This straight 100k to the top is not a good way to implement this. It should be a percentage (say 50%, we can talk about what the number should actually be) of the total compensation that is being paid to the H1B. We should also just completely remove caps on H1B.
This allows companies that truly want extraordinary talent to pay a premium to acquire it with no red tape . It also makes it far less likely that they can significantly underpay foreign workers to work in the united states and undercut American employees (at a 50% surcharge, you would have to pay 2/3 the prevailing salary to break even (assuming all employees are the same)).
The 50% number is something I made up, I think we can have an honest discussion about what that number should realistically be (and it should probably be different for different industries). But my main point is it should simply be a percentage tax paid on top of all compensation for foreign employees. This is the correct way to balance domestic companies undercutting domestic labor, while allowing them to access genuinely extraordinary talent with no impedance.

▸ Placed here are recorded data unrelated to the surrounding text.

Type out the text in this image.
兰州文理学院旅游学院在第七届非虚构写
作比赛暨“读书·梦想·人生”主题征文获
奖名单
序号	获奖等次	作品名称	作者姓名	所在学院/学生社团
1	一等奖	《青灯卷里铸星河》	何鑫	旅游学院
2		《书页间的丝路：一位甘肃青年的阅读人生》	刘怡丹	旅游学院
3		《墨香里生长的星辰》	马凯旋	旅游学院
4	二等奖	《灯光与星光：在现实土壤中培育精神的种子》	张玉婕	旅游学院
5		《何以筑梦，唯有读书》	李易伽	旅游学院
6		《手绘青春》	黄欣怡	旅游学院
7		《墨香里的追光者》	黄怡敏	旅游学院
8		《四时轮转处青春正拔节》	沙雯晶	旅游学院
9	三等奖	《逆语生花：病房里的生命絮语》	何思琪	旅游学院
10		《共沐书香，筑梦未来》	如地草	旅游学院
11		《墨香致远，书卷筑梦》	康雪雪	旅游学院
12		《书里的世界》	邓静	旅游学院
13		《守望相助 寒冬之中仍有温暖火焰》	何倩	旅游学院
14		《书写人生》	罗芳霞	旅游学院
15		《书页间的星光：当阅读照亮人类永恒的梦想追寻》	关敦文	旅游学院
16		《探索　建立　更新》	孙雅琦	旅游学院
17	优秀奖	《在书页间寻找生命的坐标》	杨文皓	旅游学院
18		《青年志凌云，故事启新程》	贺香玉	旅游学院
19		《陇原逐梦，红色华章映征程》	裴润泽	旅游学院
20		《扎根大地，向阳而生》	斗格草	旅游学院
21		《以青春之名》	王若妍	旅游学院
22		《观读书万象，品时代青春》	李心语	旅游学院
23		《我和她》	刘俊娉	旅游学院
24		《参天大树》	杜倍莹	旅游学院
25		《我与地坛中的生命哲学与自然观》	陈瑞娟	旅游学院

Or we could have a functioning smart government who lets say, Nvidia or Apple hire more folks and Infosys less instead of having a lottery? Folks on H1B pay federal income taxes
If you have an auction or allocate the immigration quota based on highest immigrant worker compensation the quota will be filled by those most in demand being hired by those with the most urgent need for them.
That top companies can offer the highest wages and attract the best talent is desirable -- think how things would be if the opposite was true.
Not really true. Take someone like Meta, who might not have a problem to hire 1000 people this year paying them half a million each. They can just hire that and it wouldn't even make a dent on their balance sheet.
Compare that to a hundred startups wanting to hire 10 people each, who can't compete with Meta on the salary terms above.
I find it hard to argue that the first case above is the desirable outcome of the immigration policy.
I disagree, why would they then not just hire the H1B at 50k and pay a 25K fee.
100k flat annual fee plus the new minimum 150k salary returns the H1B program to its original purpose of allowing US companies to hire truly exceptional foreign workers who have skills US workers do not. This allows companies to do just that and pay for it and at the same time protects the jobs and job prospects of US workers
You're right it does not say it, I based my statement on what Lutnick said in the office.
Looks like the 150k number is from a senate bill that has not passed yet
I'll be honest that I read a different article on the same topic and did not know about the salary floor. So I wasn't thinking about that. I'm... mixed on that, but it does add a wrinkle to the equation.
I prefer a purely compensation relative approach because it let's the market decide what the actual salary for a software engineer is (with a percent of compensation premium for a foreigner and a 0 extra cost for a native). The market can dynamically adjust what a software engineer makes (not fixed price control) but it just cost more to hire foreign people.
In direct response to your first sentence, I think even foreign workers (who largely work harder and have more on the line than domestic workers) would question the wisdom of working for 50k a year as a software engineer in the US. They are actors in this system as well, and you can't just assume that you could offer 50k and get them to accept.
What's the basis for saying that the "original purpose" was to let companies hire "truly exceptional foreign workers"?
My understanding is that the H-1B was introduced by the 1990 immigration act, where the H-1B is supposed to be for "specialty occupations" other than nursing. But the same act introduced EB-1 and O-1 for people with "extraordinary ability", which sounds a lot closer to your "truly exceptional" understanding. I think maybe you're projecting a purpose onto the program that was never really there. The H-1B quota when it was introduced was 65k, so it's not like it started out being dramatically rarer than it is today.
This allows companies that truly want extraordinary talent to pay a premium to acquire it with no red tape . It also makes it far less likely that they can significantly underpay foreign workers to work in the united states and undercut American employees (at a 50% surcharge, you would have to pay 2/3 the prevailing salary to break even (assuming all employees are the same)).
The 50% number is something I made up, I think we can have an honest discussion about what that number should realistically be (and it should probably be different for different industries). But my main point is it should simply be a percentage tax paid on top of all compensation for foreign employees. This is the correct way to balance domestic companies undercutting domestic labor, while allowing them to access genuinely extraordinary talent with no impedance.